A second "hundred days" of legislation signaled a break from the earlier partnership with business and stressed longer term relief and more sweeping reform. The Works Progress Administration substituted federal work relief for earlier give-away programs and made aid to the needy a centerpiece of administration policy. The Social Security Act institutionalized a semi-welfare state with a relatively conservative social insurance program. The National Labor Relations Act created a federal board to oversee unionization and labor relations with management, thereby giving a powerful boost to organized labor. Legislation regulating banking, holding companies, and new taxes strengthened federal control over the private sector and further alienated many business leaders.

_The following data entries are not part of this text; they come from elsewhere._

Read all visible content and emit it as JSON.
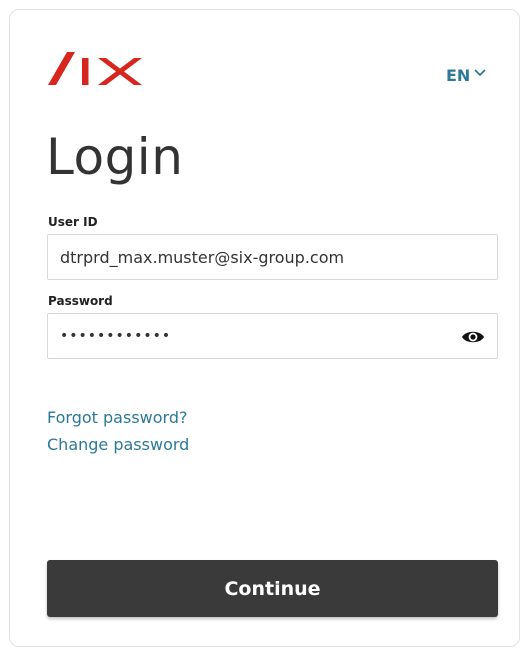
{
  "brand": {
    "logo_text": "SIX",
    "accent_color": "#d7261e",
    "link_color": "#2b7a98"
  },
  "language": {
    "selected": "EN",
    "icon": "chevron-down-icon"
  },
  "title": "Login",
  "user_id": {
    "label": "User ID",
    "value": "dtrprd_max.muster@six-group.com"
  },
  "password": {
    "label": "Password",
    "value": "••••••••••••",
    "toggle_icon": "eye-icon"
  },
  "links": {
    "forgot": "Forgot password?",
    "change": "Change password"
  },
  "continue_label": "Continue"
}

In 1936 Roosevelt won reelection by the largest majorities to date in American history. Victory was built on a powerful coalition of the traditionally Democratic South, big city ethnics, and labor. It reflected the wide impact of the New Deal on the American people, particularly those at the middle and bottom of the economic ladder.

The New Deal and the American People

In the most stunning electoral reversal of the century, African-Americans turned their allegiances from the Republican party to the Democrats. Though local administration often meant that racial discrimination persisted in New Deal programs, black citizens still received more attention than they had since Reconstruction.

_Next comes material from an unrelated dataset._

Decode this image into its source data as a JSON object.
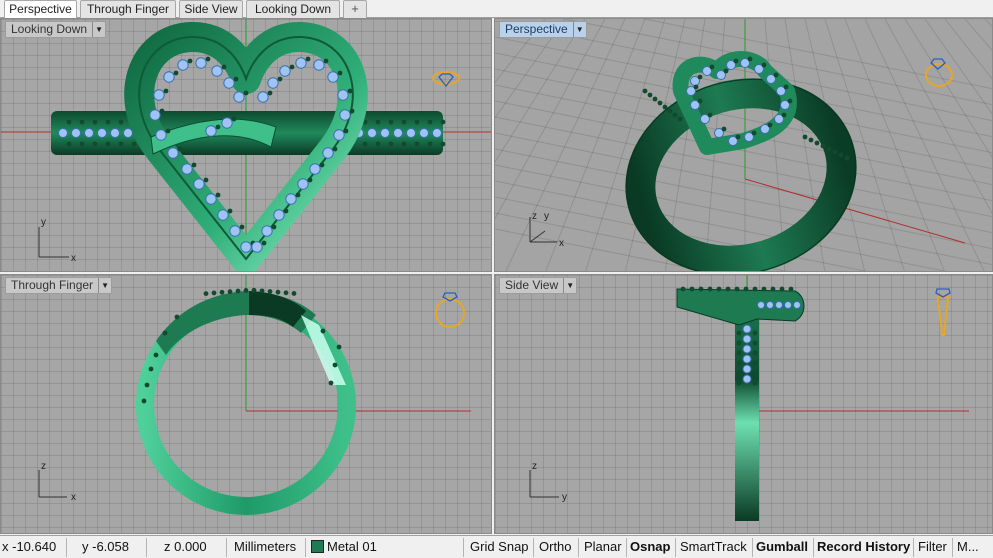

So, too, did Mexican-Americans and women. None of these groups prospered but all benefited to greater or lesser degree. Organized labor probably benefited most of all, but splits between the American Federation of Labor and the Committee for Industrial Organization weakened solidarity. A wave of sit-down and other strikes alienated Democrats and Republicans alike.

The End of the New Deal (1937-1940)

Some of the troubles of Roosevelt's second term were brought on by the president himself. In 1935 and 1936 a conservative Supreme Court had begun to invalidate several New Deal measures on the very grounds used by the administration to expand executive authority. Roosevelt fought back by trying to "pack" the courts with new judges. Later, because of deaths and retirements, Roosevelt was able to appoint five justices to the Supreme Court, but his court-packing plan, badly formulated and ineptly handled, succeeded only in angering the public and bolstering a conservative coalition of Republicans and rural Democrats. A presidential effort to balance the budget in 1937 led to a deep recession in 1938, and a vindictive attempt to unseat anti-New Deal Democrats ended in failure.

By 1938 the New Deal had come largely to an end. Though Roosevelt and the New Deal never succeeded in achieving recovery, their legacy was a lasting one: the creation of economic stabilizers to compensate for future swings in the economy, the modernization of the presidency, the establishment of a limited welfare state, and the revitalization of the Democratic party.